Reo Investing

bank owned houses

Real Estate Owned (REO) property come into existence after the lender fail to sale the house in a foreclosure auction. If unsuccessful to find a buyer the lender or a bank will legally take back the property then find a way to sell the asset as quickly as possible.

Since the bank is liable for taxes of the property it is their interest to instantly get rid of the asset and they are more willing to sell to whatever the minimum value is and this makes good opportunity for investors. Lenders want to liquefy there real estate holdings banks to re-invest revenue into lending business.

REO homes are one of the safest ways to invest a property especially for the novice because it is less risky that the property is free of title liens and other claims. The lender also allow negotiation on costs of rehab, interests, closing points, loan amount, etc. You don’t even have to worry about the eviction process as you sometimes have to deal in the case of foreclosure because it is already taken care of by the bank.

Market an REO purchase is the simplest way for the newbie’s and for the experienced investor because they are easy to find most banks have the listing and they even have departments intended for REO’s. Internet is another good source of bank owned property; investors can search thousands of bank-owned-REO online at dodeals.com.

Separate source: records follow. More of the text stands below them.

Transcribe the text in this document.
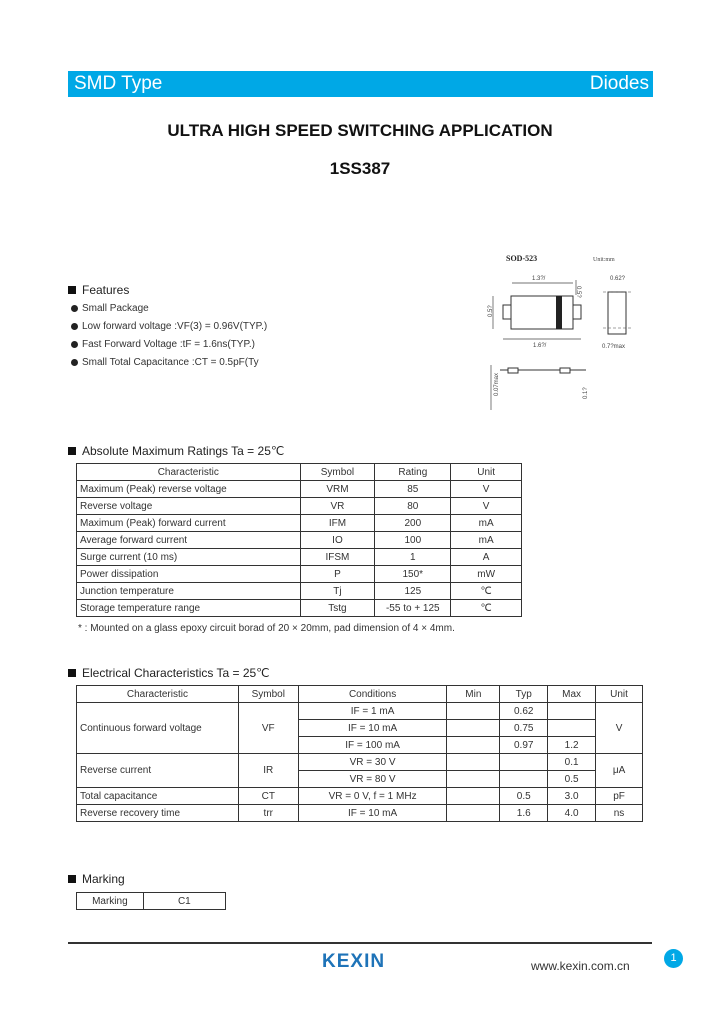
SMD Type	Diodes
ULTRA HIGH SPEED SWITCHING APPLICATION
1SS387
SOD-523	Unit:mm
1.3?/
0.5?
0.5?
1.6?/
0.62?
0.7?max
0.07max	0.1?
Features
Small Package
Low forward voltage :VF(3) = 0.96V(TYP.)
Fast Forward Voltage :tF = 1.6ns(TYP.)
Small Total Capacitance :CT = 0.5pF(Ty
Absolute Maximum Ratings Ta = 25℃
Characteristic	Symbol	Rating	Unit
Maximum (Peak) reverse voltage	VRM	85	V
Reverse voltage	VR	80	V
Maximum (Peak) forward current	IFM	200	mA
Average forward current	IO	100	mA
Surge current (10 ms)	IFSM	1	A
Power dissipation	P	150*	mW
Junction temperature	Tj	125	℃
Storage temperature range	Tstg	-55 to + 125	℃
* : Mounted on a glass epoxy circuit borad of 20 × 20mm, pad dimension of 4 × 4mm.
Electrical Characteristics Ta = 25℃
Characteristic	Symbol	Conditions	Min	Typ	Max	Unit
Continuous forward voltage	VF	IF = 1 mA		0.62		V
		IF = 10 mA		0.75		
		IF = 100 mA		0.97	1.2	
Reverse current	IR	VR = 30 V			0.1	μA
		VR = 80 V			0.5	
Total capacitance	CT	VR = 0 V, f = 1 MHz		0.5	3.0	pF
Reverse recovery time	trr	IF = 10 mA		1.6	4.0	ns
Marking
Marking	C1
KEXIN	www.kexin.com.cn
1
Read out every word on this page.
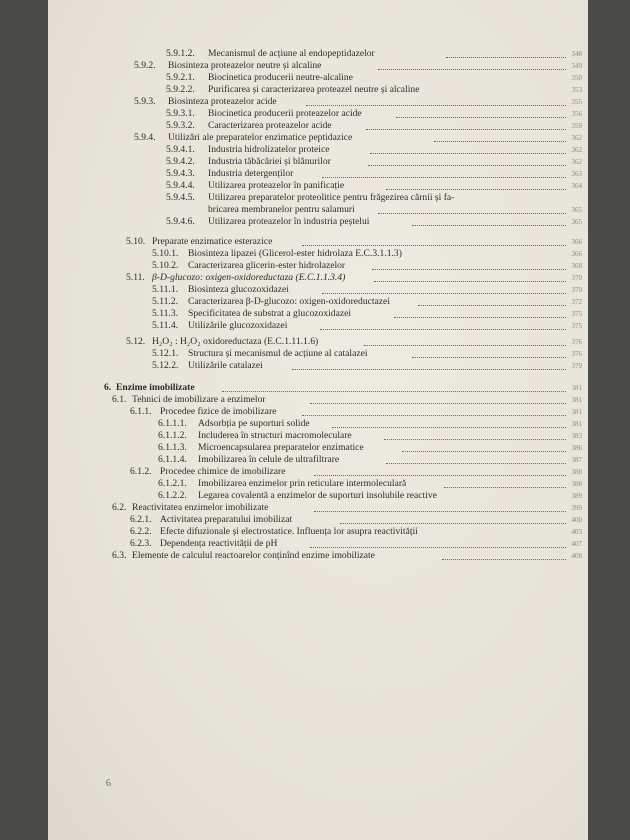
5.9.1.2. Mecanismul de acțiune al endopeptidazelor	348
5.9.2. Biosinteza proteazelor neutre și alcaline	349
5.9.2.1. Biocinetica producerii neutre-alcaline	350
5.9.2.2. Purificarea și caracterizarea proteazel neutre și alcaline	353
5.9.3. Biosinteza proteazelor acide	355
5.9.3.1. Biocinetica producerii proteazelor acide	356
5.9.3.2. Caracterizarea proteazelor acide	359
5.9.4. Utilizări ale preparatelor enzimatice peptidazice	362
5.9.4.1. Industria hidrolizatelor proteice	362
5.9.4.2. Industria tăbăcăriei și blănurilor	362
5.9.4.3. Industria detergenților	363
5.9.4.4. Utilizarea proteazelor în panificație	364
5.9.4.5. Utilizarea preparatelor proteolitice pentru frăgezirea cărnii și fa-
bricarea membranelor pentru salamuri	365
5.9.4.6. Utilizarea proteazelor în industria peștelui	365
5.10. Preparate enzimatice esterazice	366
5.10.1. Biosinteza lipazei (Glicerol-ester hidrolaza E.C.3.1.1.3)	366
5.10.2. Caracterizarea glicerin-ester hidrolazelor	368
5.11. β-D-glucozo: oxigen-oxidoreductaza (E.C.1.1.3.4)	370
5.11.1. Biosinteza glucozoxidazei	370
5.11.2. Caracterizarea β-D-glucozo: oxigen-oxidoreductazei	372
5.11.3. Specificitatea de substrat a glucozoxidazei	375
5.11.4. Utilizările glucozoxidazei	375
5.12. H₂O₂ : H₂O₂ oxidoreductaza (E.C.1.11.1.6)	376
5.12.1. Structura și mecanismul de acțiune al catalazei	376
5.12.2. Utilizările catalazei	379
6. Enzime imobilizate	381
6.1. Tehnici de imobilizare a enzimelor	381
6.1.1. Procedee fizice de imobilizare	381
6.1.1.1. Adsorbția pe suporturi solide	381
6.1.1.2. Includerea în structuri macromoleculare	383
6.1.1.3. Microencapsularea preparatelor enzimatice	386
6.1.1.4. Imobilizarea în celule de ultrafiltrare	387
6.1.2. Procedee chimice de imobilizare	388
6.1.2.1. Imobilizarea enzimelor prin reticulare intermoleculară	388
6.1.2.2. Legarea covalentă a enzimelor de suporturi insolubile reactive	389
6.2. Reactivitatea enzimelor imobilizate	399
6.2.1. Activitatea preparatului imobilizat	400
6.2.2. Efecte difuzionale și electrostatice. Influența lor asupra reactivității	403
6.2.3. Dependența reactivității de pH	407
6.3. Elemente de calculul reactoarelor conținînd enzime imobilizate	408
6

Though not all REO is a good deal but in general you will discover there is a lot of money to make as long as you know what you are getting into. Similar to any investment scheme, buying these properties is an overall financial plan you have to comprehend the real estate laws, tax ramifications and other financial issues.

The risks and rewards that associate property investing might not just depend on the traits of the house itself, but also the kind of security the home provided to the previous owner’s lender. To keep away from the annoyance of telling foreclosure horror stories in real estate investment circles, an extra mile of meticulous research into a property’s financial history can greatly avoid investment headaches.